The third major development is the greater use of advanced control systems. As a result, Mitsubishi Electric is utilising its web-based G50 controller to control single- and multiple-unit installations.
Being web-based, the G50 controller allows HSBC the ability to monitor and control each individual air-conditioning unit once connected to the HSBC or other BMS network device. This connectivity provides the company with the capability to analyse the energy consumption of each branch to highlight peaks in consumption and seek ways to reduce overall energy demand.
Part of the exclusive arrangement with HSBC also includes a commitment to set aside a percentage of all expenditure on the replacement programme for the training of the accredited partners who install and maintain the air conditioning.
Speaking about the review programme, HSBCs Data Centre and Engineering Manager, Stephen Gathergood said: As the first big bank to become carbon neutral in 2005, HSBC is continuously looking for new ways and technologies to reduce its energy consumption and carbon emissions.
He continues: In the past 2 years we have been implementing a dramatically different look and feel at our branches, changing the face of banking in the UK and I hope that our latest advances in terms of energy reduction will also become trend-setting.

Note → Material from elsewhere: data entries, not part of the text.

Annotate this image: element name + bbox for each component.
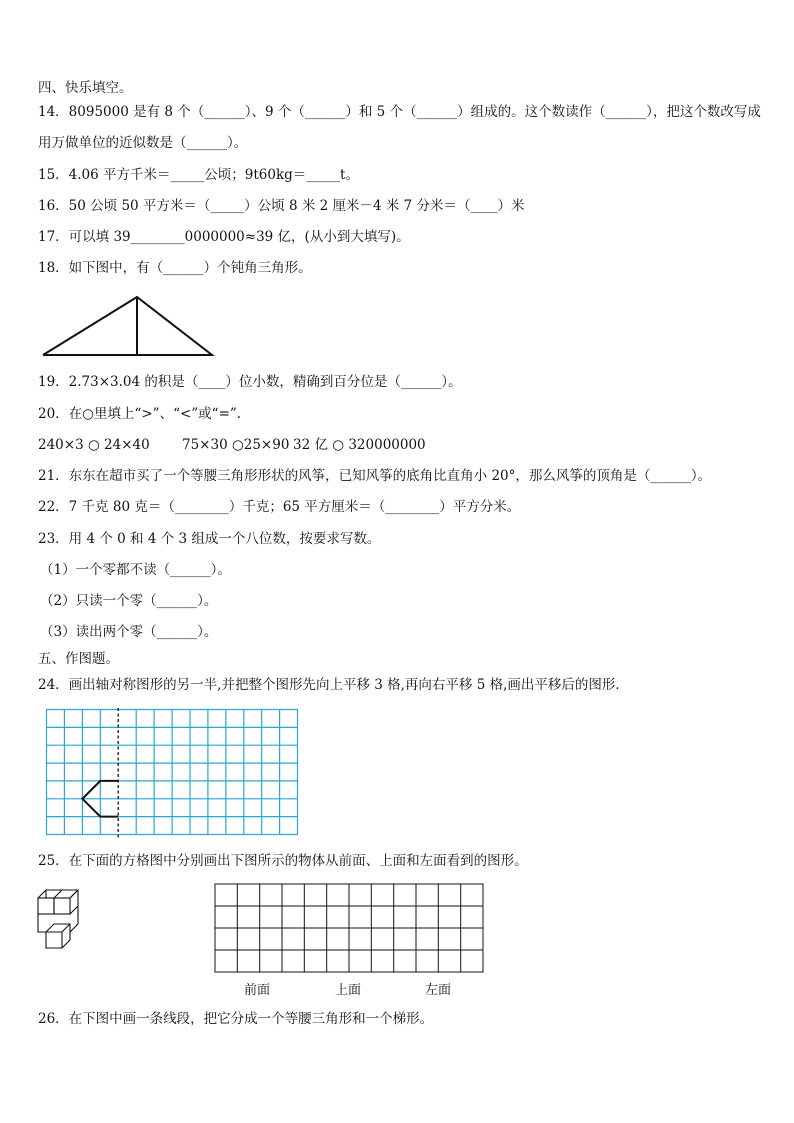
- label-top-view: 上面: [335, 983, 362, 998]
- q18-triangle-figure: [40, 294, 216, 358]
- q20-expr1: 240×3 ○ 24×40: [38, 437, 150, 453]
- section-5-title: 五、作图题。: [38, 651, 119, 667]
- q20-expr2: 75×30 ○25×90: [182, 437, 290, 453]
- q14-line1: 14．8095000 是有 8 个（______）、9 个（______）和 5 个（______）组成的。这个数读作（______），把这个数改写成: [38, 104, 761, 120]
- label-left-view: 左面: [425, 983, 452, 998]
- q22: 22．7 千克 80 克＝（________）千克；65 平方厘米＝（________）平方分米。: [38, 499, 521, 515]
- q25-view-grid: [213, 882, 486, 974]
- label-front-view: 前面: [244, 983, 271, 998]
- q14-line2: 用万做单位的近似数是（______）。: [38, 135, 248, 151]
- q24-grid: [45, 708, 301, 838]
- q25: 25．在下面的方格图中分别画出下图所示的物体从前面、上面和左面看到的图形。: [38, 853, 528, 869]
- q19: 19．2.73×3.04 的积是（____）位小数，精确到百分位是（______）。: [38, 374, 462, 390]
- q21: 21．东东在超市买了一个等腰三角形形状的风筝，已知风筝的底角比直角小 20°，那么风筝的顶角是（______）。: [38, 468, 712, 484]
- q15: 15．4.06 平方千米＝_____公顷；9t60kg＝_____t。: [38, 167, 359, 183]
- q16: 16．50 公顷 50 平方米＝（_____）公顷 8 米 2 厘米－4 米 7 分米＝（____）米: [38, 198, 525, 214]
- q23-sub2: （2）只读一个零（______）。: [40, 593, 218, 609]
- q26: 26．在下图中画一条线段，把它分成一个等腰三角形和一个梯形。: [38, 1011, 434, 1027]
- q20: 20．在○里填上“>”、“<”或“=”.: [38, 406, 242, 422]
- q20-expr3: 32 亿 ○ 320000000: [293, 437, 426, 453]
- q23-sub3: （3）读出两个零（______）。: [40, 624, 218, 640]
- q23: 23．用 4 个 0 和 4 个 3 组成一个八位数，按要求写数。: [38, 531, 381, 547]
- q25-cube-figure: [34, 884, 84, 958]
- q18: 18．如下图中，有（______）个钝角三角形。: [38, 260, 312, 276]
- q17: 17．可以填 39________0000000≈39 亿，(从小到大填写)。: [38, 229, 410, 245]
- q24: 24．画出轴对称图形的另一半,并把整个图形先向上平移 3 格,再向右平移 5 格,画出平移后的图形．: [38, 677, 629, 693]
- q23-sub1: （1）一个零都不读（______）。: [40, 562, 231, 578]
- section-4-title: 四、快乐填空。: [38, 80, 133, 96]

HSBC, which became the first big bank to go carbon neutral (in 2005) last year achieved an overall rating of Excellent for its head office building at 8 Canada Square, London from the Building Research Establishment (BRE), the UKs leading environmental standards authority. This was the first time that any building in the Canary Wharf development had received the highest possible rating for site management. Key to the buildings design is the use of energy efficient systems and practices.